Again, that's not how generative neural networks work: they're not 'mashing two things that someone fed it'. They're learning the underlying patterns to generate novel examples from (generally) noise. Typically they effectively infer what constituent properties are significant (for example, in visual art brightness or weirdness, as well as many less human explicable properties or patterns), treat each property as a dimension, and construct an n-dimensional latent space (for Stable Diffusion it's > 500 dimensional).
But you did identify two obvious ways it can be creative: through randomization within the bounds of a style or genre, and by combining different styles or genres.
If trained on the creative evolution of a specific style, it can continue that creative evolution. It can also learn from a wide variety of genres to construct a general space of human 'musical possibility'. So instead of being uniformly random, it can randomize in a way that fits the inferred trajectory through its space of musical possibility.
Computers are so fast now that the problem isn't so much randomly generating the complete works of Shakespeare---in a world where Shakespeare never existed---as it is recognizing that it has. One option is to put vast quantities out into the world and have people rate them, explicitly or implicitly, and then train on that feedback.

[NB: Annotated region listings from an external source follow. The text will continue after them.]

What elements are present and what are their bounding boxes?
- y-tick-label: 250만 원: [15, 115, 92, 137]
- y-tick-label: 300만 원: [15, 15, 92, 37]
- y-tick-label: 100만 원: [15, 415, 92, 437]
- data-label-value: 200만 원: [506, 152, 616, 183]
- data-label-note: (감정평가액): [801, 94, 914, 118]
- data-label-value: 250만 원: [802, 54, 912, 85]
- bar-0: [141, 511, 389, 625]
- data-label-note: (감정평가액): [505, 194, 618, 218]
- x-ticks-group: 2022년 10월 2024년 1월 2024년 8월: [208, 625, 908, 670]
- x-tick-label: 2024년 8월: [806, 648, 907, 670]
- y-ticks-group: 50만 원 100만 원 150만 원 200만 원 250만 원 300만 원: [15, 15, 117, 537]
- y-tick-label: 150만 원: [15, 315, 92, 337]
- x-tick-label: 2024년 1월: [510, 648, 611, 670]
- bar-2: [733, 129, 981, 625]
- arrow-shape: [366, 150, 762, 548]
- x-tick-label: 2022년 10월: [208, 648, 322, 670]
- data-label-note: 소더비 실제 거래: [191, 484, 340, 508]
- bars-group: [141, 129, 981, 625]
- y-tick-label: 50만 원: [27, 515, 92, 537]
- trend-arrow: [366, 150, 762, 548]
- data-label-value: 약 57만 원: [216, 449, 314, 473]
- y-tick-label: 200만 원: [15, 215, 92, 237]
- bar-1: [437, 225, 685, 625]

More generally, neural networks can approximate any optimization function based on the training data. So they can be optimized for any measure of 'creativity' as applied to patterns inferred from the training data. (For example, neural network based chess computers excel at creativity, coming up with effective moves no human would have thought of. They do this partly by playing against each other a large number of times, with the optimization essentially being 'win'.)
However, they may be limited by what is included in the training data. Ironically this might exclude new technologies or aural aspects of human experience that have yet to be incorporated. Though given wide enough variety---including exposure to a wide range of aural phenomena that humans have liked in the past---it could infer much of the space of possible sounds that humans might like, or might want to incorporate in music (as so many already have with the integration of samples, noise art, chanted, declaimed, or spoken parts, etc.).
But actually simulating even a single human brain with anything approaching full accuracy is beyond the scope of current computers. So is simulating the whole of human culture and experience as it changes through time. However, how much actually 'needs' to be simulated to effectively predict what humans will like is an open question. Again though, AI can dynamically adapt to changes in taste by receiving feedback from humans on its ongoing releases---what people listen to (and continue listening to) or rate highly, etc.